I have always hated dresses, and therefore never knew how to dress “as a girl.” Similarly, after experimenting with makeup for an entire year in middle school, I gave it up completely. It wasn’t until I was thirty (and trying to impress a boy) that I attempted wearing skirts in public. I almost couldn’t leave the house–I felt naked.
But women did this all the time. Society even expected it. So I walked out the door that day and into the rest of my life. I hooked up with a friend who became my personal shopper for a time, and taught me about fashion. I read books. I began to appreciate my body instead of hiding it. I looked forward to finding a style that was all my own.
And then I started getting snide comments at the corporate job where I had worked for almost a decade. I wore a matching red plaid skirt and hat to work one day and was asked if I was “in costume.” A few months later, I received a formal reprimand for “not adhering to the dress code”, though they refused to be specific as to my crimes. (I quit shortly after that incident.)
I look in my closet now, four years later, and what do I see? T-shirts and jeans. Costumes. (And a section I like to call “convention casual.”) I get compliments all the time on my corsets and my hair jewelry and my face paint (it’s not just makeup, it’s ART). Turns out I’ve known who I was all along. I even had the right wardrobe. I was just in the wrong place.
In Hero, the female protagonist wears trousers and is mistaken for her brother. The male protagonist has been cursed into taking the place of the blind witch’s daughter, and so wears skirts and pretends to be female so his “mother” doesn’t kill him. I wanted to not-so-subtly remind the young people of today that clothes may be an expression of who you are, but they are not the definition. I hope, even in some small way, that I achieved that goal.
Want to know a secret? I really wanted to call the male protagonist Orsino, but I was afraid that would be too obvious a Shakespeare reference so I stuck with Peregrine. I am thrilled, however, that we got to keep Hero as a title.

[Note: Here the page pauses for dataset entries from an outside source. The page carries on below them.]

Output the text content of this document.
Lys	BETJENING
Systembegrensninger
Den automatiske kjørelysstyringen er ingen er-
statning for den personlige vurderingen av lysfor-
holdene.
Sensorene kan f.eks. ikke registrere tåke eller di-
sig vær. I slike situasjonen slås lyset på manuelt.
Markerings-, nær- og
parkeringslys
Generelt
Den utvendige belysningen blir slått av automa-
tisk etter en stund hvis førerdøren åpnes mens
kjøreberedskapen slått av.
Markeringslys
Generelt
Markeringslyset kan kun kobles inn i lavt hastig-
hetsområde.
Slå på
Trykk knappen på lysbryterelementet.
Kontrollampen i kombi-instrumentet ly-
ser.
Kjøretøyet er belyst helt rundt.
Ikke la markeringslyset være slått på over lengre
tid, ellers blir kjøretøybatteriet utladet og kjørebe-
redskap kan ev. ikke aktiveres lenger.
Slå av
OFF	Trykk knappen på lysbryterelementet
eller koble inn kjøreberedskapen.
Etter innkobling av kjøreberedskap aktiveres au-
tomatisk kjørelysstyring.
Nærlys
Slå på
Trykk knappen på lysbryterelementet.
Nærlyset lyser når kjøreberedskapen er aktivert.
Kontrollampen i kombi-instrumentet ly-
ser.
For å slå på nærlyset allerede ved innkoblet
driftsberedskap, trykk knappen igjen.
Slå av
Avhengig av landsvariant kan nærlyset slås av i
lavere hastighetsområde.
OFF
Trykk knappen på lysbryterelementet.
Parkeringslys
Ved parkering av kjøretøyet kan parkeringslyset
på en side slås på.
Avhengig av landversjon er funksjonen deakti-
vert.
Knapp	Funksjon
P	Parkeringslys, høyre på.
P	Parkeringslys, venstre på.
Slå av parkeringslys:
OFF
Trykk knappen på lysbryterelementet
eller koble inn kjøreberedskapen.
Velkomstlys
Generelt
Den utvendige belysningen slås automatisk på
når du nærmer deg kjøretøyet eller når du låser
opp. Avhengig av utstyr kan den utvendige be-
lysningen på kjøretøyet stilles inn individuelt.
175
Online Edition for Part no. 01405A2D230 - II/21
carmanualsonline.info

Because, though “hero” is a male-centric word, it’s also the name of a character from one of Shakespeare’s famous comedies.
And she’s a girl.
New York Times bestselling author Alethea Kontis is a princess, a goddess, a force of nature, and a mess. She’s known for screwing up the alphabet, scolding vampire hunters, turning garden gnomes into mad scientists, and making sense out of fairy tales.Alethea is the co-author of Sherrilyn Kenyon’s Dark-Hunter Companion, and penned the AlphaOops series of picture books. Her short fiction, essays, and poetry have appeared in a myriad of anthologies and magazines. She has done multiple collaborations with Eisner winning artist J.K. Lee, including The Wonderland Alphabet and Diary of a Mad Scientist Garden Gnome. Her debut YA fairy tale novel, Enchanted, won the Gelett Burgess Children’s Book Award in 2012 and was nominated for both the Andre Norton Award and the Audie Award in 2013.